I'm a little surprised. How would it not be dangerous? It's a tour through the Spinward Marches for starters.
Not all the worlds of the Spinward Marches are Wild Frontiers, and you'd expect a circus road manager to try to avoid them. Not just because danger is bad for business, but also because Wild Frontiers have a strong correlation to small populations, and cost of interstellar transportation would require playing on worlds where a lot of people can afford sizable ticket prices. (From the blurb it appears that the owner has somehow acquired title to a former navy battle tender and if he doesn't have a loan to finance, that side may be managable, but danger is still Bad For Business).

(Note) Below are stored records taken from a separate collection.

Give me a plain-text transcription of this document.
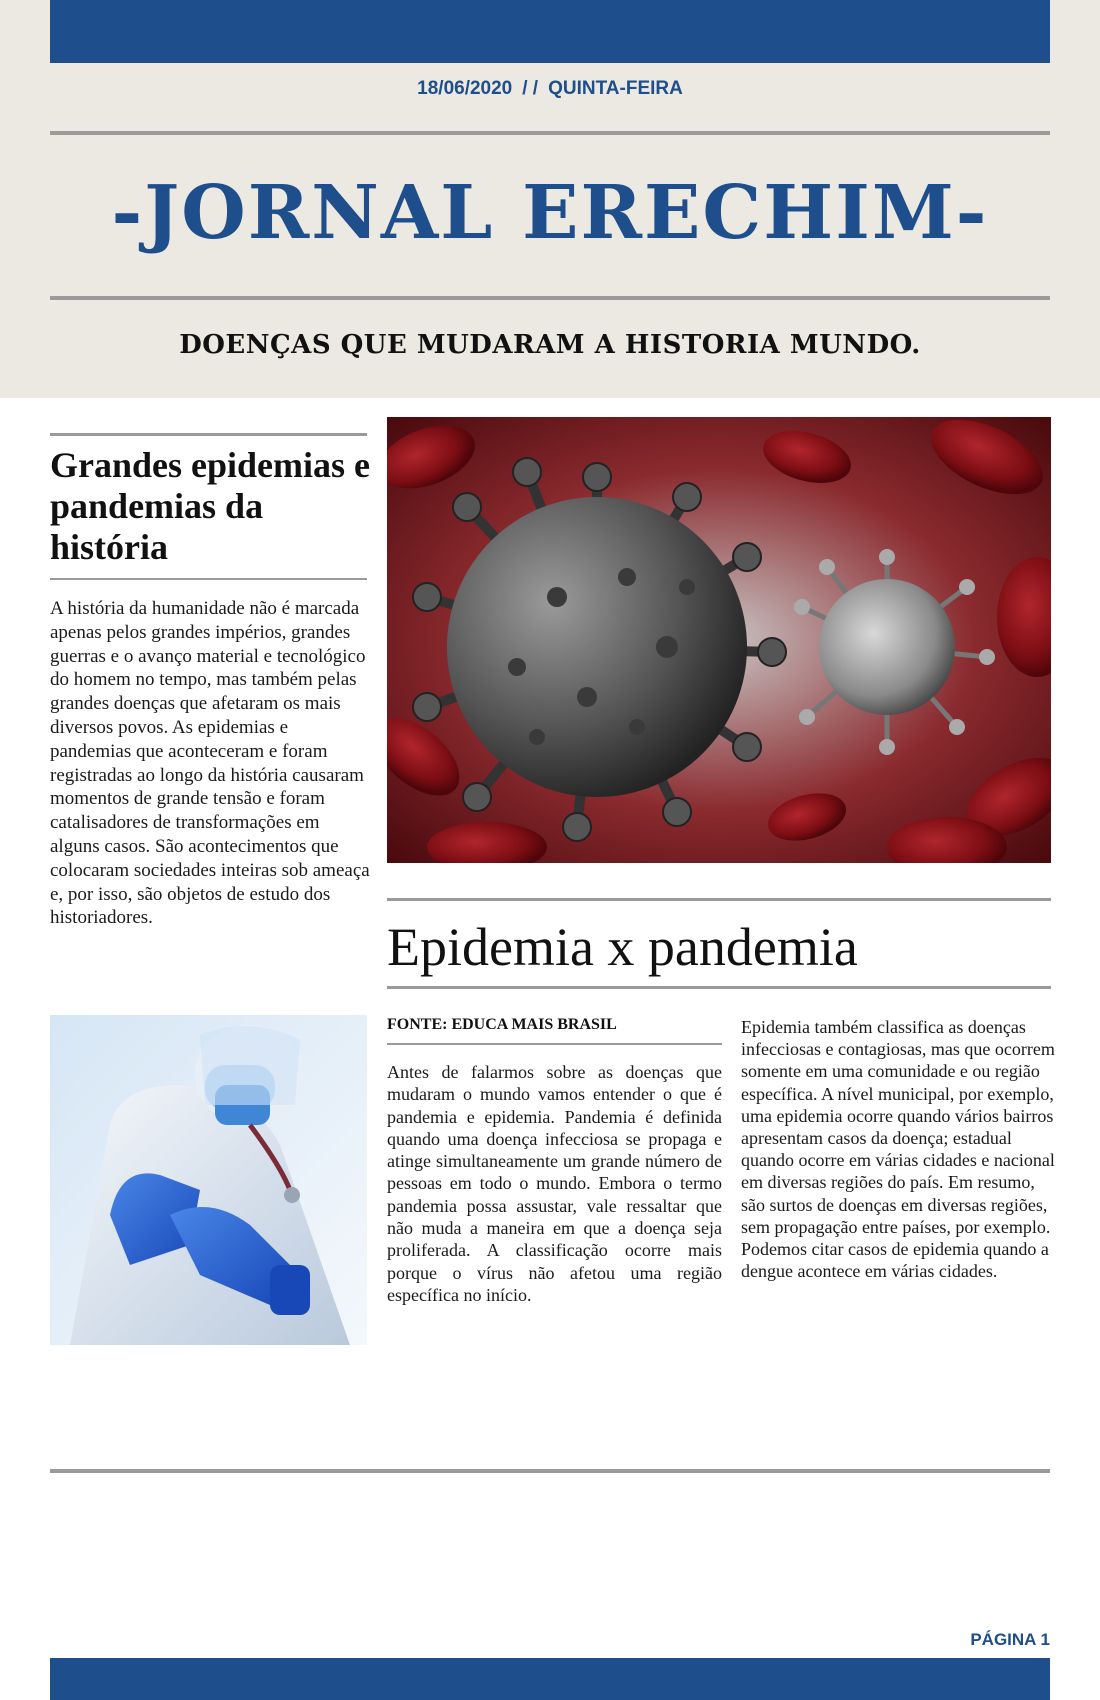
18/06/2020 / / QUINTA-FEIRA
-JORNAL ERECHIM-
DOENÇAS QUE MUDARAM A HISTORIA MUNDO.
Grandes epidemias e pandemias da história
A história da humanidade não é marcada apenas pelos grandes impérios, grandes guerras e o avanço material e tecnológico do homem no tempo, mas também pelas grandes doenças que afetaram os mais diversos povos. As epidemias e pandemias que aconteceram e foram registradas ao longo da história causaram momentos de grande tensão e foram catalisadores de transformações em alguns casos. São acontecimentos que colocaram sociedades inteiras sob ameaça e, por isso, são objetos de estudo dos historiadores.	Epidemia x pandemia
FONTE: EDUCA MAIS BRASIL
Antes de falarmos sobre as doenças que mudaram o mundo vamos entender o que é pandemia e epidemia. Pandemia é definida quando uma doença infecciosa se propaga e atinge simultaneamente um grande número de pessoas em todo o mundo. Embora o termo pandemia possa assustar, vale ressaltar que não muda a maneira em que a doença seja proliferada. A classificação ocorre mais porque o vírus não afetou uma região específica no início.
Epidemia também classifica as doenças infecciosas e contagiosas, mas que ocorrem somente em uma comunidade e ou região específica. A nível municipal, por exemplo, uma epidemia ocorre quando vários bairros apresentam casos da doença; estadual quando ocorre em várias cidades e nacional em diversas regiões do país. Em resumo, são surtos de doenças em diversas regiões, sem propagação entre países, por exemplo. Podemos citar casos de epidemia quando a dengue acontece em várias cidades.
PÁGINA 1
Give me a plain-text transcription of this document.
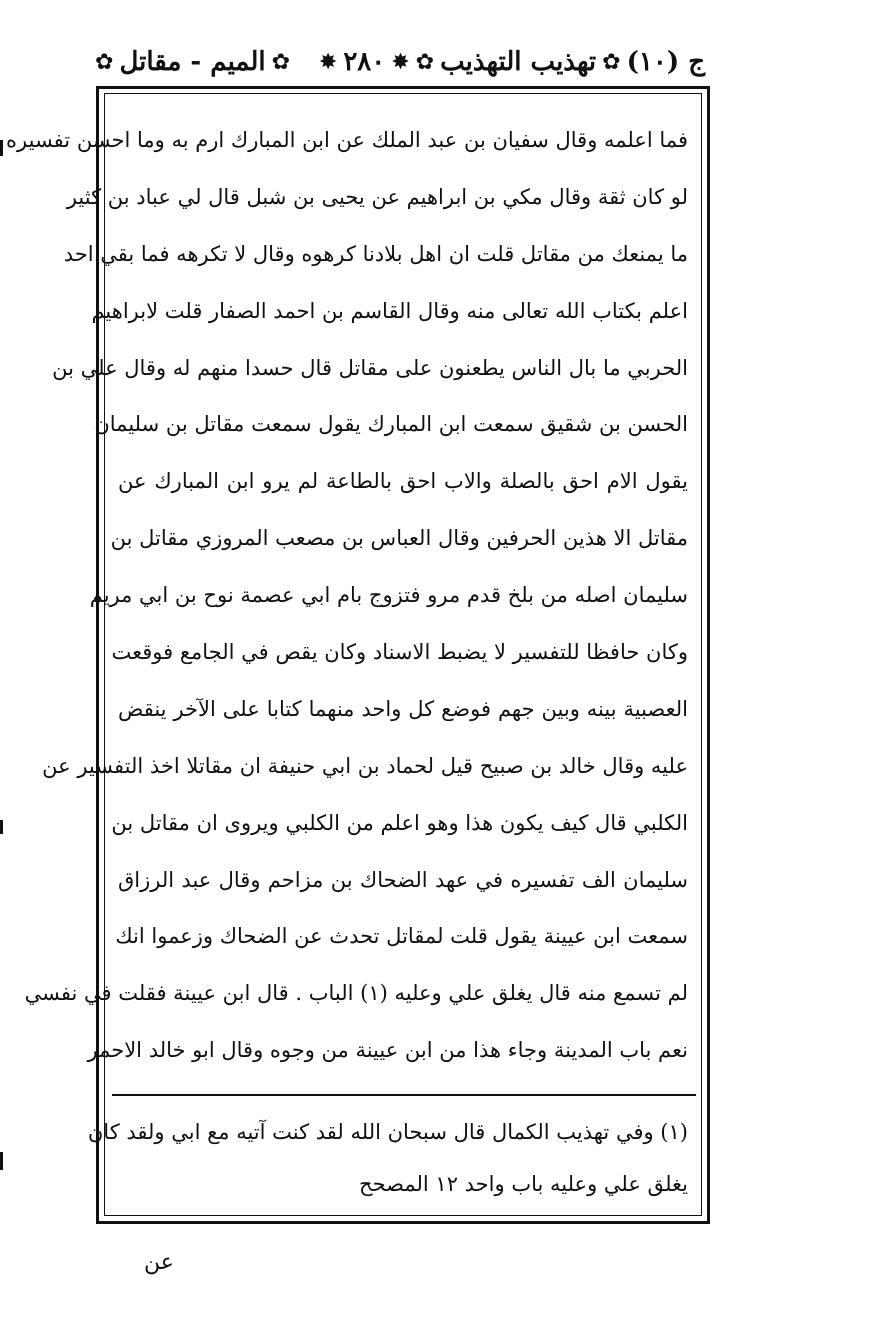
ج (١٠)
✿
تهذيب التهذيب
✿
✸
٢٨٠
✸
✿
الميم - مقاتل
✿
فما اعلمه وقال سفيان بن عبد الملك عن ابن المبارك ارم به وما احسن تفسيره
لو كان ثقة وقال مكي بن ابراهيم عن يحيى بن شبل قال لي عباد بن كثير
ما يمنعك من مقاتل قلت ان اهل بلادنا كرهوه وقال لا تكرهه فما بقي احد
اعلم بكتاب الله تعالى منه وقال القاسم بن احمد الصفار قلت لابراهيم
الحربي ما بال الناس يطعنون على مقاتل قال حسدا منهم له وقال علي بن
الحسن بن شقيق سمعت ابن المبارك يقول سمعت مقاتل بن سليمان
يقول الام احق بالصلة والاب احق بالطاعة لم يرو ابن المبارك عن
مقاتل الا هذين الحرفين وقال العباس بن مصعب المروزي مقاتل بن
سليمان اصله من بلخ قدم مرو فتزوج بام ابي عصمة نوح بن ابي مريم
وكان حافظا للتفسير لا يضبط الاسناد وكان يقص في الجامع فوقعت
العصبية بينه وبين جهم فوضع كل واحد منهما كتابا على الآخر ينقض
عليه وقال خالد بن صبيح قيل لحماد بن ابي حنيفة ان مقاتلا اخذ التفسير عن
الكلبي قال كيف يكون هذا وهو اعلم من الكلبي ويروى ان مقاتل بن
سليمان الف تفسيره في عهد الضحاك بن مزاحم وقال عبد الرزاق
سمعت ابن عيينة يقول قلت لمقاتل تحدث عن الضحاك وزعموا انك
لم تسمع منه قال يغلق علي وعليه (١) الباب . قال ابن عيينة فقلت في نفسي
نعم باب المدينة وجاء هذا من ابن عيينة من وجوه وقال ابو خالد الاحمر
(١) وفي تهذيب الكمال قال سبحان الله لقد كنت آتيه مع ابي ولقد كان
يغلق علي وعليه باب واحد ١٢ المصحح
عن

Much would depend on the size of the payroll. I get the impression that we're talking scores of performers and roustabouts at the very least. With each jump representing ten days of no income at all. So low-population worlds seems out of the question.
Picture performing for starters, failure to dodge a knife or even a simple tight rope walk could render the characters out of action but double it up with assasins, planets who do not like circuses and many unsavoury characters required to keep the circus going and I think you will find there's an abundance of danger to keep even the most psychotic of players on there toes. (A lot of action happens behind the scenes of a circus, especially an intergalactic one).
A circus will have lots of problems. But I'm not sure how many of them would be suitable for a small team of PCs to solve. For those that are suitable for PC-style solutions, a circus provides a plethora of talented NPC henchmen. Acrobats, sharpshooters, knifethrowers, strongmen, magicians, animal tamers, roustabouts... I think it would be a big challenge to come up with problems that can be solved by the PCs and the PCs alone.
For inspiration. Read E.E. Doc Smiths Family D'Alembert series and you might just change your mind.
I haven't read any of them (never came across the books), but I understand that the d'Alembert's are secret agents using the circus as a cover. That would skew the dynamics considerably, I think.
I recommend Barry B. Longyear's
City of Baraboo. It tells of an interstellar circus and the troubles it encounters on many different worlds.